Eli knew how to train them, and so he began to secretly train Shadow during the few times that Kiev allowed Eli and I to enjoy each other’s company. Kiev reasoned that the only reason he’d allowed Eli to join me was because of the babies. I didn’t care why he allowed it as long as he did, because apart from our need to discuss our plans for escape, I found Eli quite an engaging conversationalist.

Still, our conversations were few and short, since he had to put his focus on gaining Shadow’s loyalty. “They’re wildly unpredictable creatures when they’re not loyal to you, but once you gain their loyalty…”

After two months, Eli was able to control Shadow.

And thus, our crazy idea was for both of us to go into The Blood Keep’s boundaries at a time when it was day on the other side and ride Shadow out of The Blood Keep.

“Do you think it will work?” I asked Eli.

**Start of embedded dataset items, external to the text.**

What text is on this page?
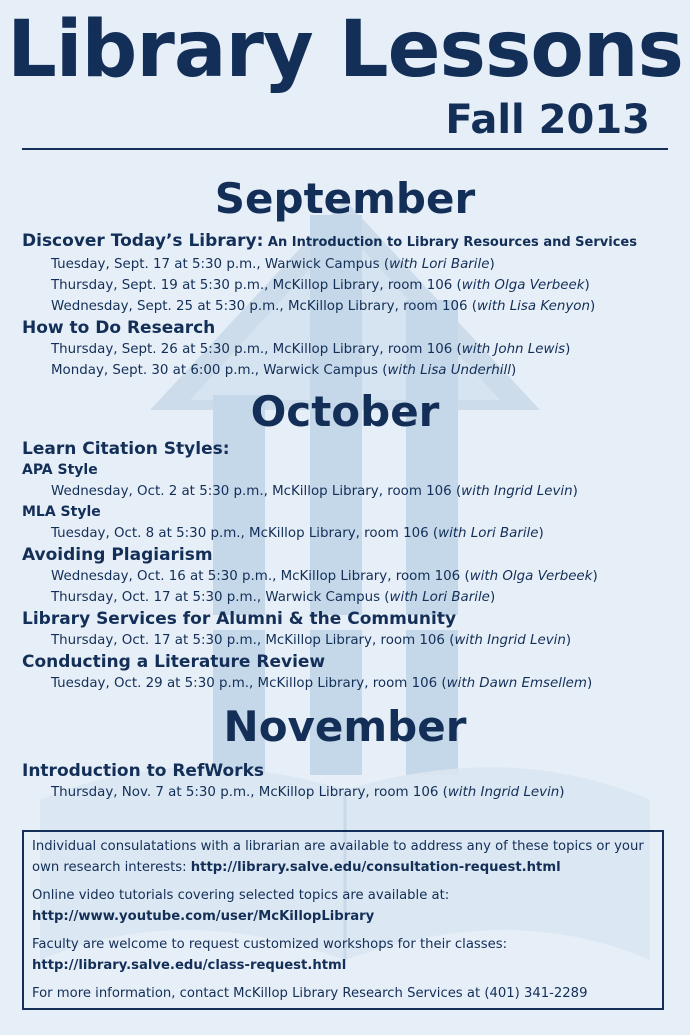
Library Lessons
Fall 2013
September
Discover Today’s Library: An Introduction to Library Resources and Services
Tuesday, Sept. 17 at 5:30 p.m., Warwick Campus (with Lori Barile)
Thursday, Sept. 19 at 5:30 p.m., McKillop Library, room 106 (with Olga Verbeek)
Wednesday, Sept. 25 at 5:30 p.m., McKillop Library, room 106 (with Lisa Kenyon)
How to Do Research
Thursday, Sept. 26 at 5:30 p.m., McKillop Library, room 106 (with John Lewis)
Monday, Sept. 30 at 6:00 p.m., Warwick Campus (with Lisa Underhill)
October
Learn Citation Styles:
APA Style
Wednesday, Oct. 2 at 5:30 p.m., McKillop Library, room 106 (with Ingrid Levin)
MLA Style
Tuesday, Oct. 8 at 5:30 p.m., McKillop Library, room 106 (with Lori Barile)
Avoiding Plagiarism
Wednesday, Oct. 16 at 5:30 p.m., McKillop Library, room 106 (with Olga Verbeek)
Thursday, Oct. 17 at 5:30 p.m., Warwick Campus (with Lori Barile)
Library Services for Alumni & the Community
Thursday, Oct. 17 at 5:30 p.m., McKillop Library, room 106 (with Ingrid Levin)
Conducting a Literature Review
Tuesday, Oct. 29 at 5:30 p.m., McKillop Library, room 106 (with Dawn Emsellem)
November
Introduction to RefWorks
Thursday, Nov. 7 at 5:30 p.m., McKillop Library, room 106 (with Ingrid Levin)

Individual consulatations with a librarian are available to address any of these topics or your own research interests: http://library.salve.edu/consultation-request.html

Online video tutorials covering selected topics are available at:
http://www.youtube.com/user/McKillopLibrary

Faculty are welcome to request customized workshops for their classes:
http://library.salve.edu/class-request.html

For more information, contact McKillop Library Research Services at (401) 341-2289
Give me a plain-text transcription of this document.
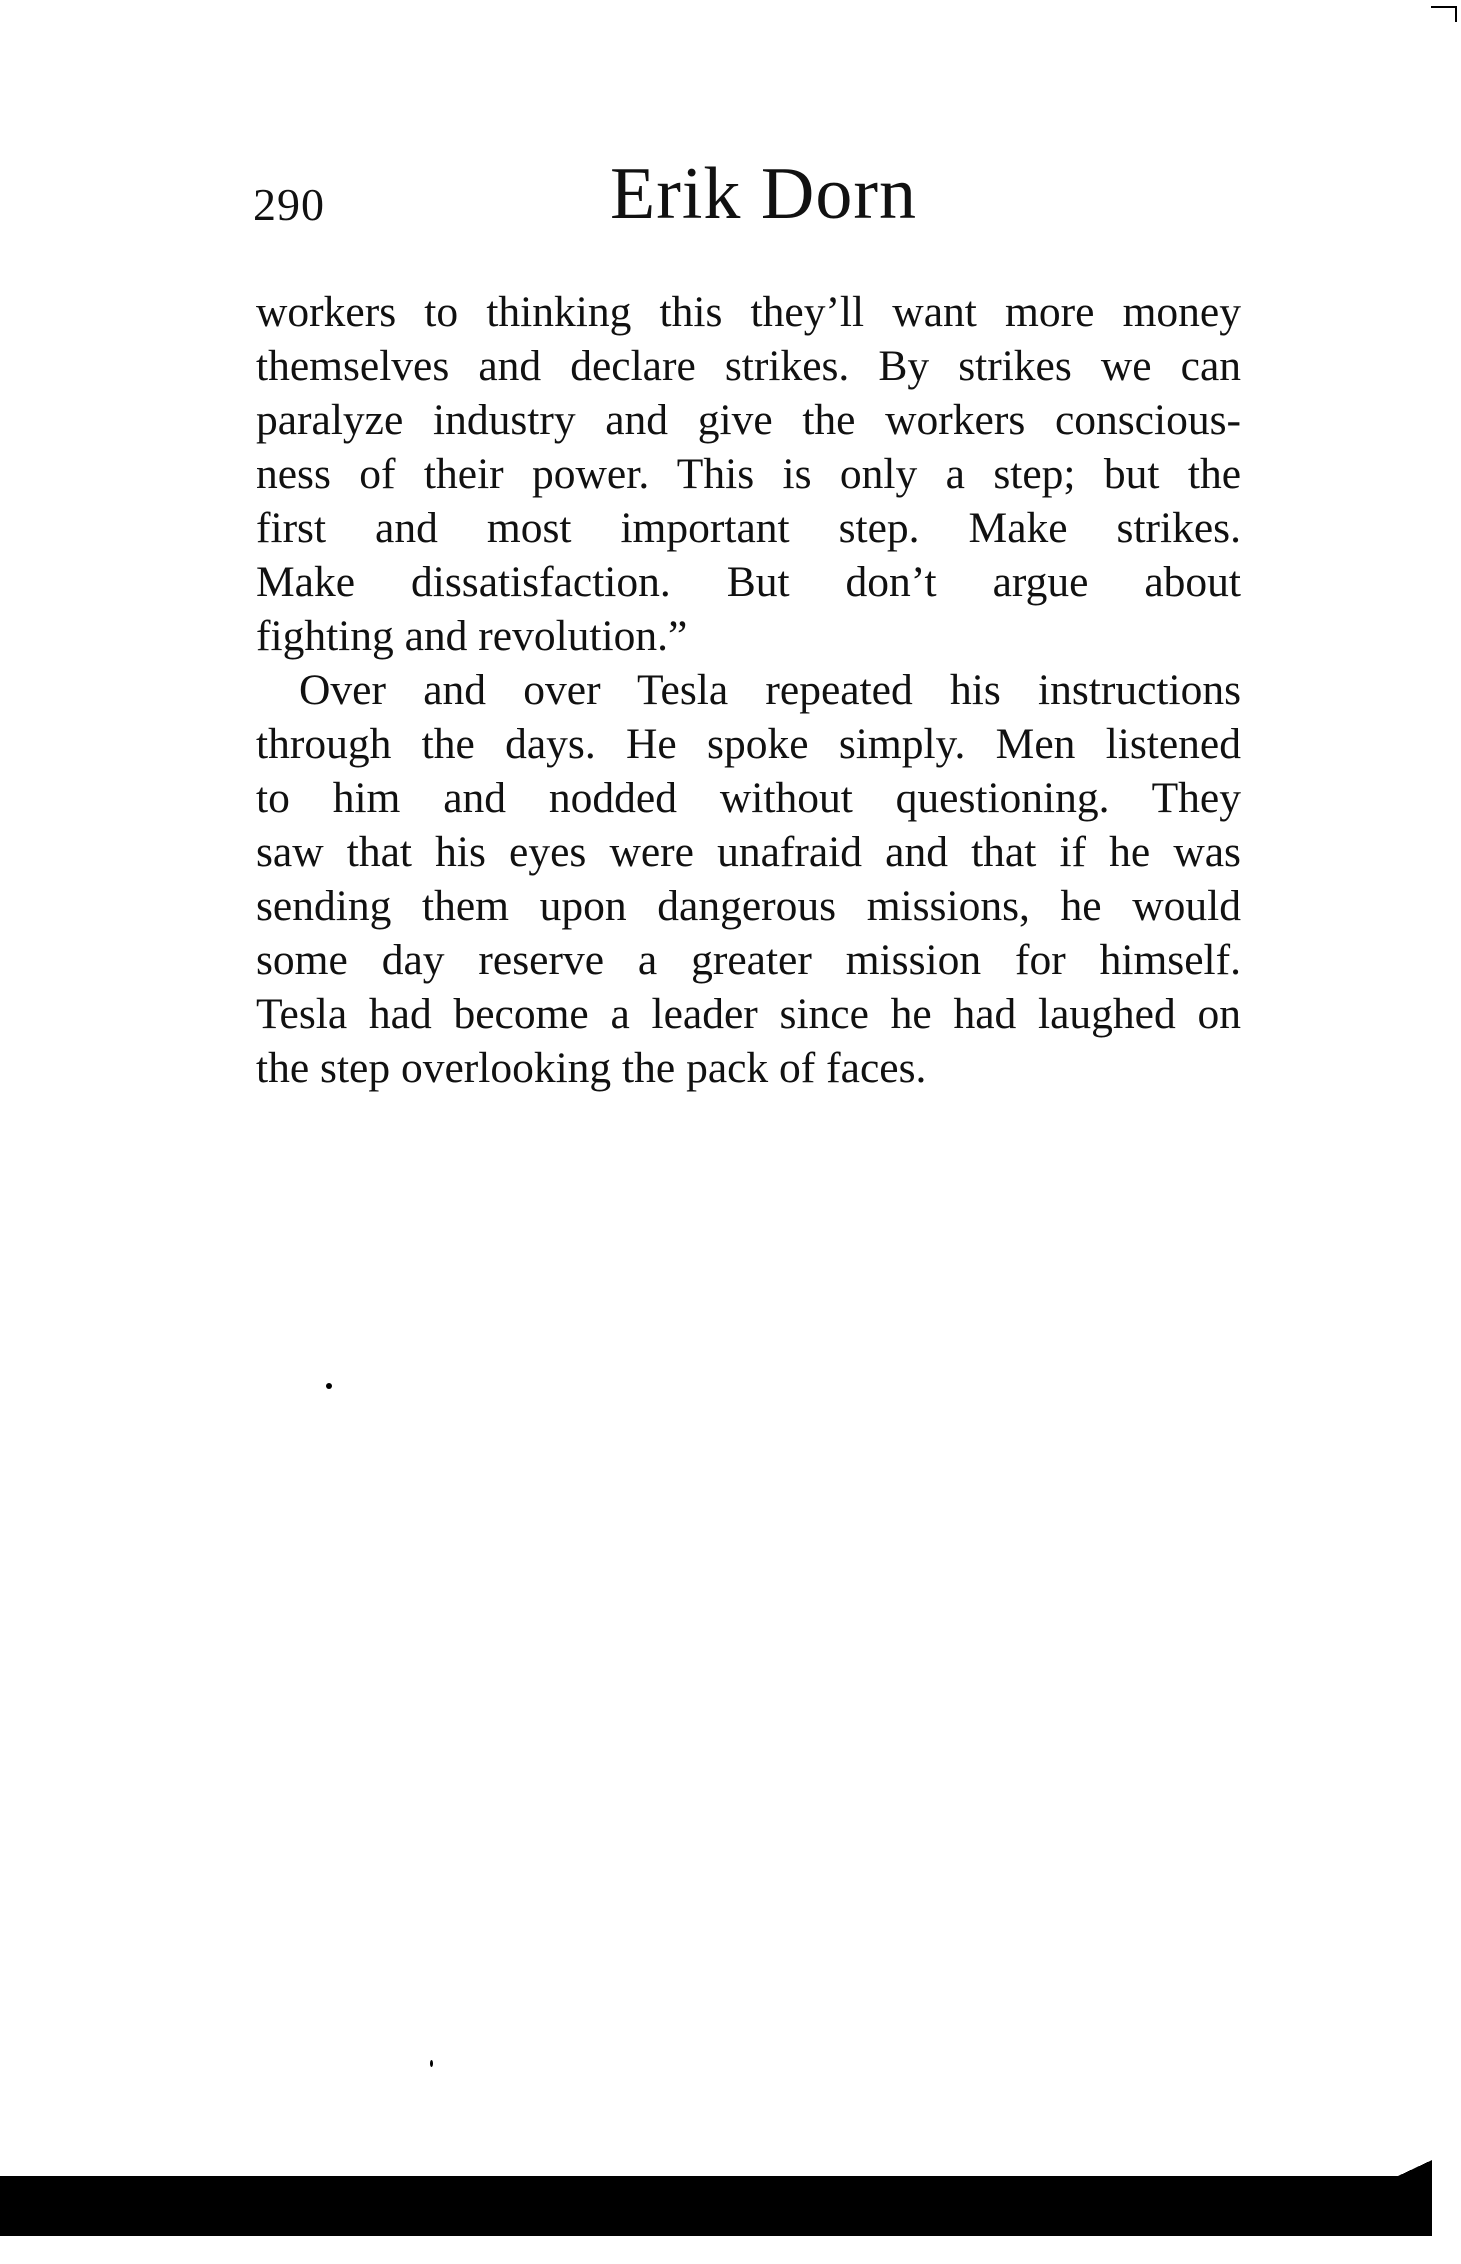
290	Erik Dorn
workers to thinking this they’ll want more money
themselves and declare strikes. By strikes we can
paralyze industry and give the workers conscious-
ness of their power. This is only a step; but the
first and most important step. Make strikes.
Make dissatisfaction. But don’t argue about
fighting and revolution.”
Over and over Tesla repeated his instructions
through the days. He spoke simply. Men listened
to him and nodded without questioning. They
saw that his eyes were unafraid and that if he was
sending them upon dangerous missions, he would
some day reserve a greater mission for himself.
Tesla had become a leader since he had laughed on
the step overlooking the pack of faces.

He nodded. “I’m hoping it will. It’s all we can really do.” He must’ve noticed the expression on my face, because he asked, “What’s the matter? You’re scared?”

“I’m afraid of what Kiev might do to Olga. He warned me that should I try to escape, he will kill her.”

“Do you think he’d do it?”

Yes, my mind said, but I responded with what I wanted to believe in. “No, she seems precious to him.” I justified my willingness to put her neck on the line with my desperation to escape. I was doing it for my children. For Eli. For Derek. For The Shade.

Maybe Olga is the necessary sacrifice, I told myself, hating that I would even consider sacrificing another person in order to save myself or even the ones I loved.

I lay there, mulling over the decision I’d made, telling myself that I had no other choice. Eli and I were going to escape in a week. I was already in my third trimester. We both knew that I could give birth any time, but I’d insisted that we go through with it. As far as I was concerned, the fact that I was going to give birth soon was the primary reason we had to get out of there.

I had no idea that coupled with my growing hatred toward everything going on around me, everything beyond my control, my willingness to put Olga’s life on the line to save my children was enough of an opening to allow the darkness a foothold in my life.

Olga’s face was still etched in my mind when a cold wind began to sweep through the bedroom. The dim lighting allowed me to see everything in the room. Shadow began to cower and back away into a corner, fright traced in his bright yellow eyes. I scanned my surroundings. I couldn’t see anyone there, but I wasn’t alone. A thick, dark presence was with me, drawing near me.

Touching me.

I screamed when pain unlike anything I’d ever known coursed from the tips of my fingers to the nape of my neck. It only lasted a couple of seconds, but the torment felt like it lasted an eternity. Tears were rushing down my cheeks as I tried to catch my breath. My first instinct was to clutch my belly, fearing that whatever just happened could have somehow hurt my children.

“I love hearing you scream.”

It was the strangest thing. I didn’t actually hear the words, or at least I didn’t think so. They were almost like thoughts being inserted into my head from an outside entity. One that I could not see. I couldn’t control my trembling.